PYPX is meant to be a celebration of the students’ learning journeys over the years they have been in the PYP program.  Exhibition showcases what the students are capable of doing, including taking action, in an inquiry project of their choosing.  In keeping with these goals, try not to teach the students anything new in PYPX.  By the time a student reaches PYPX, he or should already have everything needed to be successful from a research and inquiry perspective.

Instead, during PYPX, offer guidance and support as the principles already learned are applied in new and challenging contexts.  I have found that PYPX is a very busy time for a school librarian.  I spend a lot of time answering questions and offering guidance on common questions such as:

  • “I don’t know who made the web site . . . . “
  • “I don’t know when the web site was published . . . . “
  • “I can’t find anything in the library . . . . . “
  • “What is an interviewee?”
  • “When was this book published?”
  • “How do I cite a YouTube video?”
  • “Can I use Wikipedia?”

All of these questions come back to basics which ideally have been taught earlier in the library and information literacy curriculum.

For my students, some of the challenges of PYPX have included:

  • Students choosing topics that are so cutting edge that there are very few sources of information.
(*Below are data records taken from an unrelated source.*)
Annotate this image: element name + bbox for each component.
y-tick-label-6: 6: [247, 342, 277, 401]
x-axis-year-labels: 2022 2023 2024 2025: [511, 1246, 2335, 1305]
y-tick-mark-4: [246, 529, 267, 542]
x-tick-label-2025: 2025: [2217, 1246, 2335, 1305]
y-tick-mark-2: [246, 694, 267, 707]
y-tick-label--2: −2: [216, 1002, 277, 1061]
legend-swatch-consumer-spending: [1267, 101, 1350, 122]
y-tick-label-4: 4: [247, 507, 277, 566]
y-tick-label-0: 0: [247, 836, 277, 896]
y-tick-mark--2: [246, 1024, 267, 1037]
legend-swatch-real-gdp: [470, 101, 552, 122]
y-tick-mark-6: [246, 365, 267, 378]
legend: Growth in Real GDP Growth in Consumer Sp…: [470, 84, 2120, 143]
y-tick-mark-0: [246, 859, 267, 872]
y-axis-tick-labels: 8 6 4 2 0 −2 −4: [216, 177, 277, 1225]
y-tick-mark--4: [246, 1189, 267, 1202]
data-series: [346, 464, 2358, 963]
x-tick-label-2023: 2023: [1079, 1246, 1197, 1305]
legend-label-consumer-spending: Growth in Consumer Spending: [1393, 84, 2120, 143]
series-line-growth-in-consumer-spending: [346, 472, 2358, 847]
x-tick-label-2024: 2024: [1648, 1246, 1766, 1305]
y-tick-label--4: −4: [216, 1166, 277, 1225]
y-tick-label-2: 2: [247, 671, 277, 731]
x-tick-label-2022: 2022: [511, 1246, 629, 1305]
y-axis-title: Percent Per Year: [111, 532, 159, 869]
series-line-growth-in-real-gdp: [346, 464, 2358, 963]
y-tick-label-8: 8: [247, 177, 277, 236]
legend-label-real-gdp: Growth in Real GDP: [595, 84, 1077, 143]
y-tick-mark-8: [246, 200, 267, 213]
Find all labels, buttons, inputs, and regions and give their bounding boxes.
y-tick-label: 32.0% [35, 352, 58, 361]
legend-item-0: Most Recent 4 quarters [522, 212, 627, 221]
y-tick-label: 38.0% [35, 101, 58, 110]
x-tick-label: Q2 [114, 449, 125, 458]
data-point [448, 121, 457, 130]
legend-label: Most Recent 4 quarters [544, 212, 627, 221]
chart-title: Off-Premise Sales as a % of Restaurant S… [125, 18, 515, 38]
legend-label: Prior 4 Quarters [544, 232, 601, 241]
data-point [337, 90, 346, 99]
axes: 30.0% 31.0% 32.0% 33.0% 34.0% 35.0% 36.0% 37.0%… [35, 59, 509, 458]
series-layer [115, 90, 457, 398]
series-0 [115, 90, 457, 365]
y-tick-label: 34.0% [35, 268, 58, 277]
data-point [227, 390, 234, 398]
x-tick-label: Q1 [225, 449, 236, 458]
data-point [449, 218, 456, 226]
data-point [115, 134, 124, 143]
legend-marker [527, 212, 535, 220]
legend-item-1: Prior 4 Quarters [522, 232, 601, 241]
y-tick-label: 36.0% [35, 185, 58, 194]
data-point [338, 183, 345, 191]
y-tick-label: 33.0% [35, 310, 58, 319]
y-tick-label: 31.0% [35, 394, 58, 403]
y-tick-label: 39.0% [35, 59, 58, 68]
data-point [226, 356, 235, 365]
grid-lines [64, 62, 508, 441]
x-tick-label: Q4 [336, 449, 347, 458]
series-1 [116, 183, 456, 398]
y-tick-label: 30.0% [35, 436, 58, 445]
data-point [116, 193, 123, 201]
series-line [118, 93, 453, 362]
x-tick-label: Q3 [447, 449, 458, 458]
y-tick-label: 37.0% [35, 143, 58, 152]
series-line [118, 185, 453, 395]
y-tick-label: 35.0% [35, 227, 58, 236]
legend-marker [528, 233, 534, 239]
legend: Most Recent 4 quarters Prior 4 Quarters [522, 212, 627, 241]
Ex:  Flying Taxis, 3D Printed Houses.
  • Students not narrowing their topic down far enough to make a reasonably sized project. Ex:  “Women’s Rights” as opposed to “Voting Rights,” or “Wage Equality.”
  • Students choosing topics for which limited information is available for their age group. Ex:  Child soldiers.  (Most of this material is written for Middle School and above.)
  • Students failing to use the index in printed source material.  It is impossible to gauge a book’s complete content from the title, and young learners need to use indices to get the most out of the printed collection.
  • Getting students to look beyond the headlines. There are an infinite number of great topics which never had an international headline, but which do tie to the UoI or PYPX Transdisciplinary theme.  I like to work with my students in one lesson on topic exploration just to get them to try to think more broadly about interesting topics.

PYPX is a time to celebrate what the students can do.  Enjoy this project with your students, reinforce what you have already taught them, and work with the Grade 5 Team to keep them on track.  But, keep your running shoes on – you will be busy!